Some quality names in IT and pharma are available at appealing valuations which are attracting smart money into these stocks.
It is time to be stock specific, maybe that’s the approach mutual fund managers are taking right now at a time when the market trades near record highs. The Nifty50 which has come off slightly from its record high but has gained over 17 percent so far in the year 2017.
Fund managers remained selective when they shopped for stocks in the month of May. They remained net buyers in 65 percent of the Nifty50 stocks, Motilal Oswal said in a report.
Stocks in which funds have more than 2 percent stake include names like Kotak Mahindra Bank, HDFC, Sun Pharma, Tata Steel, Power Grid, Infosys, TCS, L&T, State Bank of India, ITC, M&M, ICICI Bank, Eicher Motors etc. among others.

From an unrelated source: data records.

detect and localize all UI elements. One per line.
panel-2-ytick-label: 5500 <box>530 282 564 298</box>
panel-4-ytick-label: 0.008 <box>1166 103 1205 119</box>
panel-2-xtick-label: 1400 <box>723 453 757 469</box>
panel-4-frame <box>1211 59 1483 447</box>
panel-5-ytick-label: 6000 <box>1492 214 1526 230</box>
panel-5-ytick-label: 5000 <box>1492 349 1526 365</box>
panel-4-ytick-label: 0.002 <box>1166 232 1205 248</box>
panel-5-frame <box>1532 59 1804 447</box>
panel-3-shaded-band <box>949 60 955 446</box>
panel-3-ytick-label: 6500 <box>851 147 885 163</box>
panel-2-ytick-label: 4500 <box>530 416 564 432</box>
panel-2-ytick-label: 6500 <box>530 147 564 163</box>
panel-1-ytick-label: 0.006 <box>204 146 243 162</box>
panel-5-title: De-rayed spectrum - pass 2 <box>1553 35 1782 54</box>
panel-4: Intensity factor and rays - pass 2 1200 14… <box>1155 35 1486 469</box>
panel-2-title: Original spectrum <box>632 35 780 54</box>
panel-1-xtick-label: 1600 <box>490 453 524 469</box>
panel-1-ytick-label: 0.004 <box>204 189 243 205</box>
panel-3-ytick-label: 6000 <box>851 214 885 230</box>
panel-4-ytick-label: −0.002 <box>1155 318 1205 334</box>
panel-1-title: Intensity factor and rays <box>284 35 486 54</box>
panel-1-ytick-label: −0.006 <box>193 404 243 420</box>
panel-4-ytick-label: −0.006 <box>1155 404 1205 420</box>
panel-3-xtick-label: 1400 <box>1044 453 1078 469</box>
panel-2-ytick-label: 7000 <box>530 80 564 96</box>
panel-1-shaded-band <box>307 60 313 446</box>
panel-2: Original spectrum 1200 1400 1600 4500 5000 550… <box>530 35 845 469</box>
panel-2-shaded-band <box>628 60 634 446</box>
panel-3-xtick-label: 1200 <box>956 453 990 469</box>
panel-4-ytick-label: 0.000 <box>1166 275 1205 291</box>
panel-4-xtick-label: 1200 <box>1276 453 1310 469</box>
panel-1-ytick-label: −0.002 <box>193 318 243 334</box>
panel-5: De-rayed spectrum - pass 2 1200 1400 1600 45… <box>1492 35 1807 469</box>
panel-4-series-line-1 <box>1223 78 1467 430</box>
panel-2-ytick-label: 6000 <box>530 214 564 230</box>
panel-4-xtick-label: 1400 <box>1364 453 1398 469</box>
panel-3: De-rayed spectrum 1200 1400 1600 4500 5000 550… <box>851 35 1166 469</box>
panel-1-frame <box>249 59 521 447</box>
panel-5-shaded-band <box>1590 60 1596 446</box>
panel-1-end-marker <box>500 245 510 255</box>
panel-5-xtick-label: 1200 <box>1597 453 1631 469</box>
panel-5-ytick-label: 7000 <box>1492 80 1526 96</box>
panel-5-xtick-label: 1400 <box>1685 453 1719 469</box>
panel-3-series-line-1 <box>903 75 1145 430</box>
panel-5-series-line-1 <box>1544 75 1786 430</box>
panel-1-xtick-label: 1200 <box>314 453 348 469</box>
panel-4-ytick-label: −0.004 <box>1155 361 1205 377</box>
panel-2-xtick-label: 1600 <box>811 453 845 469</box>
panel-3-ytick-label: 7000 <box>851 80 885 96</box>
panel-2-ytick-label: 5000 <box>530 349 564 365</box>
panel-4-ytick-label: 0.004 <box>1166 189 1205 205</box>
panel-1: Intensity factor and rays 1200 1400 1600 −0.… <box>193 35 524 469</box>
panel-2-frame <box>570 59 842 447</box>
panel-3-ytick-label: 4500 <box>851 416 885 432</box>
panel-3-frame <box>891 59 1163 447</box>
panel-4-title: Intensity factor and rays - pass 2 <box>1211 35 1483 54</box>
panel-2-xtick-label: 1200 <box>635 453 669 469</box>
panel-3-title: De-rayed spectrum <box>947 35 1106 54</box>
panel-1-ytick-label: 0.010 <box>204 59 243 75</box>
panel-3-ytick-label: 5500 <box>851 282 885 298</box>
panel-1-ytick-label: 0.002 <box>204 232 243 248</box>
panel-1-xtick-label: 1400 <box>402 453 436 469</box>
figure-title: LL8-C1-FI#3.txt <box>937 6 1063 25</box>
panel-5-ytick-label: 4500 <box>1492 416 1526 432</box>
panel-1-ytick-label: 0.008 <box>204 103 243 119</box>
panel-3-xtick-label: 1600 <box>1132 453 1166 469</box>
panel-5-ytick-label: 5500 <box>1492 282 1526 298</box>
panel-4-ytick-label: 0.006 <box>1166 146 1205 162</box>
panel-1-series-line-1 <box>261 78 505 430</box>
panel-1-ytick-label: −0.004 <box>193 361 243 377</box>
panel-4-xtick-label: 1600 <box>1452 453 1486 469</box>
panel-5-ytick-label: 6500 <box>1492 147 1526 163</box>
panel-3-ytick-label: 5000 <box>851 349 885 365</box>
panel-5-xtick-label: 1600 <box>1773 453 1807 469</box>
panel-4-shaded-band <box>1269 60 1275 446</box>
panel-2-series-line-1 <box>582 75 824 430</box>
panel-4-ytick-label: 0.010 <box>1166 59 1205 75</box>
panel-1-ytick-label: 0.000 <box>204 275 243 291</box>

The Equity asset under management (AUM) rose for the sixth consecutive month in May to scale a new high of Rs 5.2 trillion, highlighted the report.
In the month of May, MFs showed interest in private banks, metals, consumer, technology, auto and infrastructure — these sectors saw a MoM increase in weights.
Among the Nifty50 names, top conviction buys include names like HDFC Bank where almost 19 funds have more than 2 percent exposure, followed by ICICI Bank with 16 funds having an exposure of 2 percent and 12 funds have exposure to State Bank of India.
Almost 5 funds have exposure in both Kotak Mahindra Bank and HDFC while 4 funds have exposure in Yes Bank and 3 funds have holdings in Axis Bank.
Rate sensitive stocks have been fund managers’ darling in the last few months especially private sector banks. Private Banks sectoral weight rose 17.3 percent which as the top sector holding in May, followed by Auto (10.7 percent), Capital Goods (8.7 percent) and NBFC (7 percent).
“Since banks are a play on the economy, they can sustain earnings growth for a long time. Particularly, ICICI Bank is attractively valued while HDFC and Kotak are high-quality stocks that have a track record of delivering superior returns,” Dr VK Vijayakumar, Chief Investment Strategist, Geojit Financial Services told Moneycontrol.
Among the IT or technology sector names Infosys remained in the spotlight. Despite global headwinds which have contracted margin for some of the top IT companies, almost 11 funds have holdings of more than 2 percent in Infosys while for TCS it is just 1 fund.
Mutual funds are betting on stocks which have good earnings visibility are stocks from sectors like IT and pharma which are facing some headwinds are valued very low.
Some quality names in both these segments are available at attractive valuations which are attracting smart money into these stocks.
“Clarity from Managements of IT majors on underperformance has helped to rope in some Bargain Hunters into the sector,” Rajesh Shanbhag, Advisory Head – Alternate Channels, Way2Wealth Brokers Pvt. Ltd told Moneycontrol.“However, Indian Prime Minister’s meet with US President which is scheduled for this month-end will be closely watched where the H1 B VISA issue is to be addressed,” he said.